Neobrownliella
From Wikipedia, the free encyclopedia
| Neobrownliella | |
|---|---|
| Neobrownliella cinnabarina | |
| Scientific classification | |
| Domain: | Eukaryota |
| Kingdom: | Fungi |
| Division: | Ascomycota |
| Class: | Lecanoromycetes |
| Order: | Teloschistales |
| Family: | Teloschistaceae |
| Genus: | Neobrownliella S.Y.Kondr., Elix, Kärnefelt & A.Thell (2015) |
| Type species | |
| Neobrownliella brownlieae (S.Y.Kondr., Elix & Kärnefelt) S.Y.Kondr., Elix, Kärnefelt & A.Thell (2015) | |
| Species | |
|
N. brownlieae | |
Neobrownliella is a genus of five crust-forming lichens in the family Teloschistaceae.[1] Its pink- to orange-red crusts may stay smooth or break into tiny plates (areolate), contain parietin and other anthraquinone pigments, and have a protective outer cortex of upright fungal cells (a palisade paraplectenchyma); unlike many close relatives, the thin rim that rings each spore disc lacks an extra palisade layer.

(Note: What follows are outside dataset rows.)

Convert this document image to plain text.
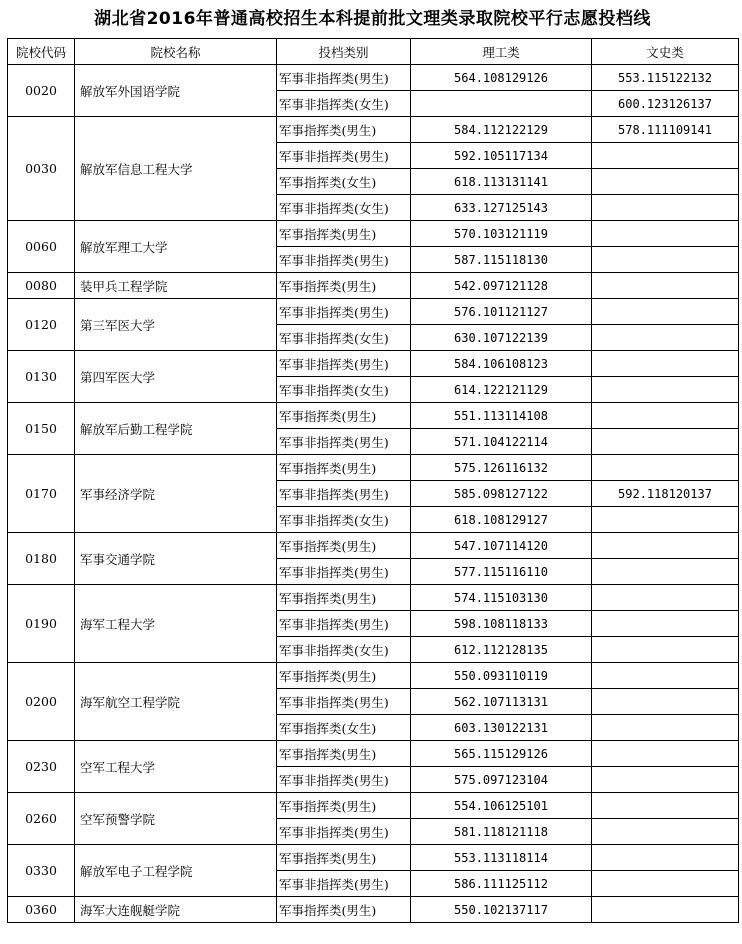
湖北省2016年普通高校招生本科提前批文理类录取院校平行志愿投档线
院校代码	院校名称	投档类别	理工类	文史类
0020	解放军外国语学院	军事非指挥类(男生)	564.108129126	553.115122132
		军事非指挥类(女生)		600.123126137
0030	解放军信息工程大学	军事指挥类(男生)	584.112122129	578.111109141
		军事非指挥类(男生)	592.105117134	
		军事指挥类(女生)	618.113131141	
		军事非指挥类(女生)	633.127125143	
0060	解放军理工大学	军事指挥类(男生)	570.103121119	
		军事非指挥类(男生)	587.115118130	
0080	装甲兵工程学院	军事指挥类(男生)	542.097121128	
0120	第三军医大学	军事非指挥类(男生)	576.101121127	
		军事非指挥类(女生)	630.107122139	
0130	第四军医大学	军事非指挥类(男生)	584.106108123	
		军事非指挥类(女生)	614.122121129	
0150	解放军后勤工程学院	军事指挥类(男生)	551.113114108	
		军事非指挥类(男生)	571.104122114	
0170	军事经济学院	军事指挥类(男生)	575.126116132	
		军事非指挥类(男生)	585.098127122	592.118120137
		军事非指挥类(女生)	618.108129127	
0180	军事交通学院	军事指挥类(男生)	547.107114120	
		军事非指挥类(男生)	577.115116110	
0190	海军工程大学	军事指挥类(男生)	574.115103130	
		军事非指挥类(男生)	598.108118133	
		军事非指挥类(女生)	612.112128135	
0200	海军航空工程学院	军事指挥类(男生)	550.093110119	
		军事非指挥类(男生)	562.107113131	
		军事指挥类(女生)	603.130122131	
0230	空军工程大学	军事指挥类(男生)	565.115129126	
		军事非指挥类(男生)	575.097123104	
0260	空军预警学院	军事指挥类(男生)	554.106125101	
		军事非指挥类(男生)	581.118121118	
0330	解放军电子工程学院	军事指挥类(男生)	553.113118114	
		军事非指挥类(男生)	586.111125112	
0360	海军大连舰艇学院	军事指挥类(男生)	550.102137117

The genus was circumscribed in 2015 by lichenologists Sergey Kondratyuk, Jack Elix, Ingvar Kärnefelt, and Arne Thell, with Neobrownliella brownlieae assigned as the type species. It is a segregate of the large genus Caloplaca, and is classified in the subfamily Teloschistoideae of the family Teloschistaceae. Two species were included in the original circumscription of the genus;[2] an additional three species were added in 2020.[3][4]